I’m writing a book right now, where the female protagonist is (among other things) a folksinger, and her significant other is an immortal who wants to be human because he thinks it will cure his loneliness. One song she performs at open mic night is Child 39a, an old ballad called Tam Lin.

The ballad is about Tam Lin, a captive of the fairy realm who holds a plot of land, and any unaccompanied woman who passes there has to give up something of herself, including her virginity. One woman, who gets pregnant, returns to demand he support his child. He agrees to marry her if she takes him from captivity. He warns her he will turn into all sorts of vicious forms, and if she continues to hold on, he is hers. This goes according to plan and they live happily ever after.

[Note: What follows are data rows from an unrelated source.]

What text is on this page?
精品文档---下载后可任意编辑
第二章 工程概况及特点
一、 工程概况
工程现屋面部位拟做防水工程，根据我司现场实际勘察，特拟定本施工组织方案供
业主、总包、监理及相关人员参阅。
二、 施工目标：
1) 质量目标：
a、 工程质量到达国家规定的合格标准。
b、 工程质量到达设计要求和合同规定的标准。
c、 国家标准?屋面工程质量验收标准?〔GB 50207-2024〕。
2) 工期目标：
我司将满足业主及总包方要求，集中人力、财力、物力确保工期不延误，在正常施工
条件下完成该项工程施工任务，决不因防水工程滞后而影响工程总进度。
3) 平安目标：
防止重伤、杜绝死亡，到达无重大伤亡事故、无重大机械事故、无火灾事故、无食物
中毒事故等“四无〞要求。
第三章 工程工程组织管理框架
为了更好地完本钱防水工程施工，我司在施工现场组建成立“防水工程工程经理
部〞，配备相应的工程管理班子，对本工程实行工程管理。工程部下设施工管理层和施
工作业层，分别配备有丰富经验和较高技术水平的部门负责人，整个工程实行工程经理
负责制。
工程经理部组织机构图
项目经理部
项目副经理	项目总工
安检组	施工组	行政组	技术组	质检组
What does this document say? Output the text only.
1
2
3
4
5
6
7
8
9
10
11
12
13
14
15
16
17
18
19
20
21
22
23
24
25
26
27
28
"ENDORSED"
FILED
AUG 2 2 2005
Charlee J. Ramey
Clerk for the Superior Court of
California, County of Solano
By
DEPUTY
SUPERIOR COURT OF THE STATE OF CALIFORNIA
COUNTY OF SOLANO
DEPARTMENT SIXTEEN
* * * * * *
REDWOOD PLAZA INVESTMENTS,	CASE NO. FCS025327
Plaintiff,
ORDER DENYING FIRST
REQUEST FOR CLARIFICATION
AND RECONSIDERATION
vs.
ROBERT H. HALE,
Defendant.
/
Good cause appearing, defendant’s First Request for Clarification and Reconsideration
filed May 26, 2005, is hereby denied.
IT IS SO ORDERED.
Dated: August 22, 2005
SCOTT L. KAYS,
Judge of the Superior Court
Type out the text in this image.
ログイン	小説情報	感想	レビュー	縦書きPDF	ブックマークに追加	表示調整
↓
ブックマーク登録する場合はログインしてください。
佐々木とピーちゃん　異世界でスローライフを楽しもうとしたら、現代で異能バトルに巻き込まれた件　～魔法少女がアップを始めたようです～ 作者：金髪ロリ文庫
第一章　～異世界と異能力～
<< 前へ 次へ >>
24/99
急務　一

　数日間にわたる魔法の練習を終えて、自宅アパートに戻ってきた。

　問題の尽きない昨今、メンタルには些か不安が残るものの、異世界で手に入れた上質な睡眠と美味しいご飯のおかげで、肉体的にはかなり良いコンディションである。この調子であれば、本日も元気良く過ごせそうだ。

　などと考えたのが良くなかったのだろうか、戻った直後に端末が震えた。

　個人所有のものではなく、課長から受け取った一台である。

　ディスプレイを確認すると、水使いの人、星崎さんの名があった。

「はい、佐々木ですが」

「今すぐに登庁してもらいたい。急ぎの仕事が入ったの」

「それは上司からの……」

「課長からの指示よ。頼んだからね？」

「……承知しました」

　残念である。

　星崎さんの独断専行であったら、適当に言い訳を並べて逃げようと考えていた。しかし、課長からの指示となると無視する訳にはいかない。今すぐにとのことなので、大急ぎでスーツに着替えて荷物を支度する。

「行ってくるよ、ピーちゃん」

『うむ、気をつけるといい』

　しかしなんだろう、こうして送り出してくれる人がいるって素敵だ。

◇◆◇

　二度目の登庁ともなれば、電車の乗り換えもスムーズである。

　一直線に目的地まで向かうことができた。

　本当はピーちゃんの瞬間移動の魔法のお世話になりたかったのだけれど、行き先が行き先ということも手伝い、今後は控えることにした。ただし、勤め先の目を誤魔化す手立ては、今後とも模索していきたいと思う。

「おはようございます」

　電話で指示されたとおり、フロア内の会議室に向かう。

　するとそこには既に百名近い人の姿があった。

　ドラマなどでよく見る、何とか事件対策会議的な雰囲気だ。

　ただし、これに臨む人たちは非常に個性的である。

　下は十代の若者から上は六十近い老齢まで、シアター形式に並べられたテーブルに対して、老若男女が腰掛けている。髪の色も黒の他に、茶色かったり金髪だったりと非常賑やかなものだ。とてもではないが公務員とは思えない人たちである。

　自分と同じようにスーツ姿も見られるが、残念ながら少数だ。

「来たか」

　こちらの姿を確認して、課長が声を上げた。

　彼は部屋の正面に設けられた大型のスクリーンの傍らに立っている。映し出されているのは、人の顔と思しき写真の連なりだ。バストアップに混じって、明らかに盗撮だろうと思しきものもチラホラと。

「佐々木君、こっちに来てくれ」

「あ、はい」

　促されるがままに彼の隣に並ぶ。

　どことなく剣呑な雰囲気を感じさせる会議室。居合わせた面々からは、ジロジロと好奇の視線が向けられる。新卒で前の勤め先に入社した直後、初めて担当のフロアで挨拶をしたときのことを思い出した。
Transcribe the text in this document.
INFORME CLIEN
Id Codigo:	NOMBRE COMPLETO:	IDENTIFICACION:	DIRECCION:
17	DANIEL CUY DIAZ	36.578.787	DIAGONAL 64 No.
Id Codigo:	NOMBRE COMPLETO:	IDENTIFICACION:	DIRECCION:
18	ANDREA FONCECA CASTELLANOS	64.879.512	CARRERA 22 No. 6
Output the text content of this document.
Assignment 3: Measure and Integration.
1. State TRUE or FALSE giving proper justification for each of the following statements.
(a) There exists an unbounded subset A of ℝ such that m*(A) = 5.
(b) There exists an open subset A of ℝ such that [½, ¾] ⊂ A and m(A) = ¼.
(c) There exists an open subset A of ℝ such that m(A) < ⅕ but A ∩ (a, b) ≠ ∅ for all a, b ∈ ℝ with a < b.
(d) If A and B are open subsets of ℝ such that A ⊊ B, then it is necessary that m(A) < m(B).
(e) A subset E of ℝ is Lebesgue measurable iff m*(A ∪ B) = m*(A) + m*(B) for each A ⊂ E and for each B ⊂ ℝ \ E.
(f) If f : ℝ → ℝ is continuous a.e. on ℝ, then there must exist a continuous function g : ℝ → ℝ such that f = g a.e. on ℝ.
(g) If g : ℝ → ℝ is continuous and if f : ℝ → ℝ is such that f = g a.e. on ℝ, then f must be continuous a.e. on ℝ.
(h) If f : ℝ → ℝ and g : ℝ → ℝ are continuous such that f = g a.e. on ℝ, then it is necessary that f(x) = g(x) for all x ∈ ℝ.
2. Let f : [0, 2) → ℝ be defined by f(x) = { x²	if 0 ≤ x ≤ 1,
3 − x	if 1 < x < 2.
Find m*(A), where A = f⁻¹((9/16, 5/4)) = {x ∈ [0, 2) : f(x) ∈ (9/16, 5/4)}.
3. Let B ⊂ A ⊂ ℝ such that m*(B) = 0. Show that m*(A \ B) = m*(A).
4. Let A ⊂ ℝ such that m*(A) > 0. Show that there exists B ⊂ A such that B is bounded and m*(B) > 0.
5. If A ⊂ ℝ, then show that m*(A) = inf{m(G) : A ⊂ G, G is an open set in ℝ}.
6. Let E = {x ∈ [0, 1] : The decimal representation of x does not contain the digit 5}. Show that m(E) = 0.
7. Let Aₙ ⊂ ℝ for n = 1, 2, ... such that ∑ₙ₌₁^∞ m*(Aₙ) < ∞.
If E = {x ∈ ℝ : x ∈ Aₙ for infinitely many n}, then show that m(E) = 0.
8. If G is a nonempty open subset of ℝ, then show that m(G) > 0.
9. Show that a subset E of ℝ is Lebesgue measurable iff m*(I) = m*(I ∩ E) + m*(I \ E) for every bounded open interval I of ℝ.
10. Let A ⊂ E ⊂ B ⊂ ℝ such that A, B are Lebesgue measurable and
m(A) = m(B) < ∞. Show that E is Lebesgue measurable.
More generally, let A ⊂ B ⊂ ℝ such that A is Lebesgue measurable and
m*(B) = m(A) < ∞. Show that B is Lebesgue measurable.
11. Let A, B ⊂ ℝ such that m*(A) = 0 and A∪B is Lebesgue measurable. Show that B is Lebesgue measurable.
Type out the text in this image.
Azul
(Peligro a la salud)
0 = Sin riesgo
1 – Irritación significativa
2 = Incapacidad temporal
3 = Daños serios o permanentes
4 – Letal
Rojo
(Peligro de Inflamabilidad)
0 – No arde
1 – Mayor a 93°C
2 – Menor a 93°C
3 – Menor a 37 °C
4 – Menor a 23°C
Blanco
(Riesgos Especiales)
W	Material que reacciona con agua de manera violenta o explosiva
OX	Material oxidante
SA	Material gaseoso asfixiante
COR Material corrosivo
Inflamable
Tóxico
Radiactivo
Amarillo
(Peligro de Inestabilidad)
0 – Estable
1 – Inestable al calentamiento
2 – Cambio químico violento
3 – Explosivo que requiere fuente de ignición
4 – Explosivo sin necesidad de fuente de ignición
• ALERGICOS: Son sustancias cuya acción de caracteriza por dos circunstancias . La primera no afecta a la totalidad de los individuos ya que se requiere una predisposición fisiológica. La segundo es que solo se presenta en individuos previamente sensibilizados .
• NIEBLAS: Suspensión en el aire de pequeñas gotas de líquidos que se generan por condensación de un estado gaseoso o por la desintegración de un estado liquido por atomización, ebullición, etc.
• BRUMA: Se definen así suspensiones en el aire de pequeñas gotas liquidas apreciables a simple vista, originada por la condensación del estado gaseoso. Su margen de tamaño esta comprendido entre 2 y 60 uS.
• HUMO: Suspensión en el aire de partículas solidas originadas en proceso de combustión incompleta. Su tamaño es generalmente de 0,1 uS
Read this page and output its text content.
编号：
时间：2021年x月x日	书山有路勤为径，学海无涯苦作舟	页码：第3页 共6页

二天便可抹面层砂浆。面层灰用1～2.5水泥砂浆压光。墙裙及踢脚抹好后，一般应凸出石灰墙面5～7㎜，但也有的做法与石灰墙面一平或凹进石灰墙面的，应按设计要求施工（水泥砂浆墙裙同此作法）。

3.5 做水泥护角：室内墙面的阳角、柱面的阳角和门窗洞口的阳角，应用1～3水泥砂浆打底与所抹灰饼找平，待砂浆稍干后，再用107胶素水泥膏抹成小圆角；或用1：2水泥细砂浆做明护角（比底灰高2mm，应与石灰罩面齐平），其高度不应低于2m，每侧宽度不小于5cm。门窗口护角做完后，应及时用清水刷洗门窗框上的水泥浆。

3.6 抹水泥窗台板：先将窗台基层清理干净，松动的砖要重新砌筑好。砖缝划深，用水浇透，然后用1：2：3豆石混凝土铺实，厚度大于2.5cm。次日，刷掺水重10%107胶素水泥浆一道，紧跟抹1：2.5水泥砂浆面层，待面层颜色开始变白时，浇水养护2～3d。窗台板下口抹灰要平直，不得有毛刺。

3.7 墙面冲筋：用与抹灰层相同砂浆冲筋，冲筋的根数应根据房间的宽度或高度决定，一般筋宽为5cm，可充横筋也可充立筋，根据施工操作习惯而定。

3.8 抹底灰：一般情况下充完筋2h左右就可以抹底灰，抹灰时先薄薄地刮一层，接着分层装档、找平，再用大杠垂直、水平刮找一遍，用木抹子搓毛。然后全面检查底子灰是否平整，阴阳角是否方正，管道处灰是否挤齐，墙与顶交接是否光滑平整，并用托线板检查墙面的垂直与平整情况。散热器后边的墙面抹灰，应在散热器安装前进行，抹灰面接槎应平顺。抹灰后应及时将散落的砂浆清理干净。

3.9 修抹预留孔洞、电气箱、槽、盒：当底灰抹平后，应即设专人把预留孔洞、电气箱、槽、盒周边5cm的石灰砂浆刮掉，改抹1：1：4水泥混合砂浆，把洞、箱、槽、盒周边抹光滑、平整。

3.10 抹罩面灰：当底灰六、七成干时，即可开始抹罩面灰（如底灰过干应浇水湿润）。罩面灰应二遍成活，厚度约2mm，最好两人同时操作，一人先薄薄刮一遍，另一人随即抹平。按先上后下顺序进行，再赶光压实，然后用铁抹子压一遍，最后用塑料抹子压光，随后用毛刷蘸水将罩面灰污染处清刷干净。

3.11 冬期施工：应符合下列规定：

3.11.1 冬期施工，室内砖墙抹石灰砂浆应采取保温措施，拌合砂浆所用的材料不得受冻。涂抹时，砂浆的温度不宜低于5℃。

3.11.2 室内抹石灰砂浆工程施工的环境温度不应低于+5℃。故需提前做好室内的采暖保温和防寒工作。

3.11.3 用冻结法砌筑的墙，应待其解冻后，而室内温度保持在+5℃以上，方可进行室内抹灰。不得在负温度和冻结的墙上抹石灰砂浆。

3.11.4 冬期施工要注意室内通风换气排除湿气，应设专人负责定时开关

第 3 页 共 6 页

I realized in the middle of writing this section that their story is basically Tam Lin, with a few changes. He is held captive by his loneliness. She rescues him and holds onto him as several layers of his existence are shed — immortal, being made in the image of humans, and then his final layer — inevitably other. No vicious forms, but the alienness of his being stands in. In the end, their story is bittersweet as I suspect Tam Lin’s is — how do you live in the ordinary world when you have been touched by the fey? How do you have a relationship with someone that alien to you?
I’m using the song as a framing device. I would tell you it all fell together accidentally, but I know the subconscious of a writer is a powerful thing.